Wreck Beach (Tsʼatʼlhm) is a clothing-optional beach located in Pacific Spirit Regional Park, a part of Electoral Area A just west of Vancouver, British Columbia, Canada. The clothing-optional section is clearly marked with signs and stretches about 6.7 km from Acadia Beach, in the north, to the Booming Grounds Creek on the north arm of the Fraser River. The park is administered by Metro Vancouver, though Indigenous claims are repeatedly asserted, particularly by the Musqueam Nation.

== History ==

World War II–era "instrument tower"

The earliest evidence of Indigenous peoples inhabitation dates back to 13,000 B.C. being the hunting, fishing, logging, spiritual connection grounds for the Musqueam, referred to as "Ulksen" or "the nose". The beach is reclaimed from the sea in a joint venture with the Canadian Army and UBC to train cadets for beach landings in World War I, hence the presence of the "instrument towers".

During the Great Depression, nude bathing became popular due to high costs of swimsuits with men congregating on Siwash Rock in Stanley Park, to escape the puritanicalist oppression of local residents, a legacy of the Victorian era, they then flocked to Wreck Beach.

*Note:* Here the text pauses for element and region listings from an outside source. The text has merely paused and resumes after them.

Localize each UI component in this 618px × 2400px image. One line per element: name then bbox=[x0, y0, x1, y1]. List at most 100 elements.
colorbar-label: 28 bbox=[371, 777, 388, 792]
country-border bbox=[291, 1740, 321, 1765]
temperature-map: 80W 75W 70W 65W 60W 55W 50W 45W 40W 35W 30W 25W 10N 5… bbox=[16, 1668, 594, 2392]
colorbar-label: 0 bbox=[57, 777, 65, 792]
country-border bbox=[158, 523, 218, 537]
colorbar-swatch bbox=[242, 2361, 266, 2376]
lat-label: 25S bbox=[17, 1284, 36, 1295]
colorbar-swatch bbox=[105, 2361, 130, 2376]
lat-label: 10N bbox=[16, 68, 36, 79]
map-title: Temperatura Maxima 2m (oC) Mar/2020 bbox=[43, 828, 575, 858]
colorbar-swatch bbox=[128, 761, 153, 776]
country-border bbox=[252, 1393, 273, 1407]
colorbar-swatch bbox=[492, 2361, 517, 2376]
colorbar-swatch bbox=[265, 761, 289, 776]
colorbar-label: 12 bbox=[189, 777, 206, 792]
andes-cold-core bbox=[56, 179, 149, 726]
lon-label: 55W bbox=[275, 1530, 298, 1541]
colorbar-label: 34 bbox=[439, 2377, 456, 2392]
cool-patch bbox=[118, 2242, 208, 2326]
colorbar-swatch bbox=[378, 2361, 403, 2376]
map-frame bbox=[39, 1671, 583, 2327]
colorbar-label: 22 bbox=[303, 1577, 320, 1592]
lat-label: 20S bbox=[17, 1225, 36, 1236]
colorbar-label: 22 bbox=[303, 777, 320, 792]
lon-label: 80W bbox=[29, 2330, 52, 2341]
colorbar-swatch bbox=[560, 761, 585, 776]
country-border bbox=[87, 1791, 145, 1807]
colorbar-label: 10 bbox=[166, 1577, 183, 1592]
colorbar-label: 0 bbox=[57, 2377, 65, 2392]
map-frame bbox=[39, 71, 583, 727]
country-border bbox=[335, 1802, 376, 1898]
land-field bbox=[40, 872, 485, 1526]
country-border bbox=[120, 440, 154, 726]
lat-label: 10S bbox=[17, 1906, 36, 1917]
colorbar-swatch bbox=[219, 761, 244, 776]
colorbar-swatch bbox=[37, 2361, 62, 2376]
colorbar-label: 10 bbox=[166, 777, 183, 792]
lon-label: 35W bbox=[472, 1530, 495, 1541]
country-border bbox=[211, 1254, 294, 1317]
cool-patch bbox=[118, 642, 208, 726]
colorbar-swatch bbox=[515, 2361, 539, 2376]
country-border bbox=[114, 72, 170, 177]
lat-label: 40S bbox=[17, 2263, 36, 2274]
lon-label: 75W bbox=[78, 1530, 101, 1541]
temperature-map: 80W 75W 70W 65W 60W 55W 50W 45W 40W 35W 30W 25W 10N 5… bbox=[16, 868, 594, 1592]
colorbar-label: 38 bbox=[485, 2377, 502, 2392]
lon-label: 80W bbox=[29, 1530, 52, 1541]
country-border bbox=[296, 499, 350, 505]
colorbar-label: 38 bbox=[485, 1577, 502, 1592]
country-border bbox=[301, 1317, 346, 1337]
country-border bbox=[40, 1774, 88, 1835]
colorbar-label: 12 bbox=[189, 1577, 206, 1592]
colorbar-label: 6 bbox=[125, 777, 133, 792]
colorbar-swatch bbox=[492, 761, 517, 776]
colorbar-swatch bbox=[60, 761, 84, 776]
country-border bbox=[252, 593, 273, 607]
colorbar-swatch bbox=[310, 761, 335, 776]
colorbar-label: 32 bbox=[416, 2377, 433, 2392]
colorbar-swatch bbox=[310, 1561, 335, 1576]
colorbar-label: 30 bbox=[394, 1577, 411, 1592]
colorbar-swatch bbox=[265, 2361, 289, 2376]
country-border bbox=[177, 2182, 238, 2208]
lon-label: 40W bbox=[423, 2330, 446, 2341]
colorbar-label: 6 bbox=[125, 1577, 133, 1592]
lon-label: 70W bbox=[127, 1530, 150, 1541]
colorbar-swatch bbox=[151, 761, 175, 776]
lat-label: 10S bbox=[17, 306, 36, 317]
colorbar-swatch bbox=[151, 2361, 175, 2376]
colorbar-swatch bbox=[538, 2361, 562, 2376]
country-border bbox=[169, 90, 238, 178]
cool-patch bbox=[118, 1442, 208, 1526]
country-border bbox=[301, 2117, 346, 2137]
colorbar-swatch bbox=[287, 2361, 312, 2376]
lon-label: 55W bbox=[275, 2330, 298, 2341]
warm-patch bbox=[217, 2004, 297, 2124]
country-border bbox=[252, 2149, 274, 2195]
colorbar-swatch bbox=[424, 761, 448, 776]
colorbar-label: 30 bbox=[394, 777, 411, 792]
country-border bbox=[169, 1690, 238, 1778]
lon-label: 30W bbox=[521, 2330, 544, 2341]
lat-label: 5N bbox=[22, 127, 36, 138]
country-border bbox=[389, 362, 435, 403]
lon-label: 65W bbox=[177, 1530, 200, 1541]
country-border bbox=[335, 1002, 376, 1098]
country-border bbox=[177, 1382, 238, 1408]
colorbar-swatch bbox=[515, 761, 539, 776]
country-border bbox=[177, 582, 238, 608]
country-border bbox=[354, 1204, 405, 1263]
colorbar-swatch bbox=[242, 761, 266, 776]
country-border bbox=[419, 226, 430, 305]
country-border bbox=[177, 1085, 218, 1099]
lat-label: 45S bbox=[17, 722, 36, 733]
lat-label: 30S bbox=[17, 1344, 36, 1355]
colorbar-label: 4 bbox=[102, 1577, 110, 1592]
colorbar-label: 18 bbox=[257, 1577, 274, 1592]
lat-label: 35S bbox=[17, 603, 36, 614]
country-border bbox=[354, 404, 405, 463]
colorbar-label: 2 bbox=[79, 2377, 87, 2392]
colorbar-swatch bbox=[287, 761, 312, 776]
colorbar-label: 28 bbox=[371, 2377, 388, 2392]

The beach increased in popularity with hippies until the late 1960s when a police raid in 1970 yielded a dozen arrests. The Georgia Straight staged a nude-in protest with 3,000 showing up and the charges were dropped, with the police designating the area as a "no-harm, no-foul zone" until 1991 when it was officially designated a legally recognised nudist beach.

On January 25, 1977, the Citizens Concerned for Coward's Cove was formally established, then changed to Wreck Beach Committee, then to the Wreck Beach Preservation Society in 1983. The WBPS has fought against these developments: a 20-million cubic meter dredging operation behind the North Arm breakwater; a parallel trail from Trail 6 to Trail 7 (One already built there quietly by two unknowns); a proposal to barge millions of gallons of "jet-fuel A" past Wreck Beach weekly; toe-to-cliff-top condominiums (proposed in 2004); a 20-foot high, 10-foot wide sea wall over the beach it would supposedly have been meant to protect; viewing platforms which would have changed the interpretation of the Canadian Criminal Code insofar as nudity was concerned; the cutting of 40-acres of cliff face forest and then, the shaving of the cliffs in those 40-acres, and the construction of an RCMP service road to and along the beach. Current threats to the beach area include a restaurant overlooking the beach, the elimination of all curb-side parking, the grassing in of Marine Drive, and possible washrooms on the beach level instead of above and out of sight of the beach. In 2012, permanent toilet outhouses were installed.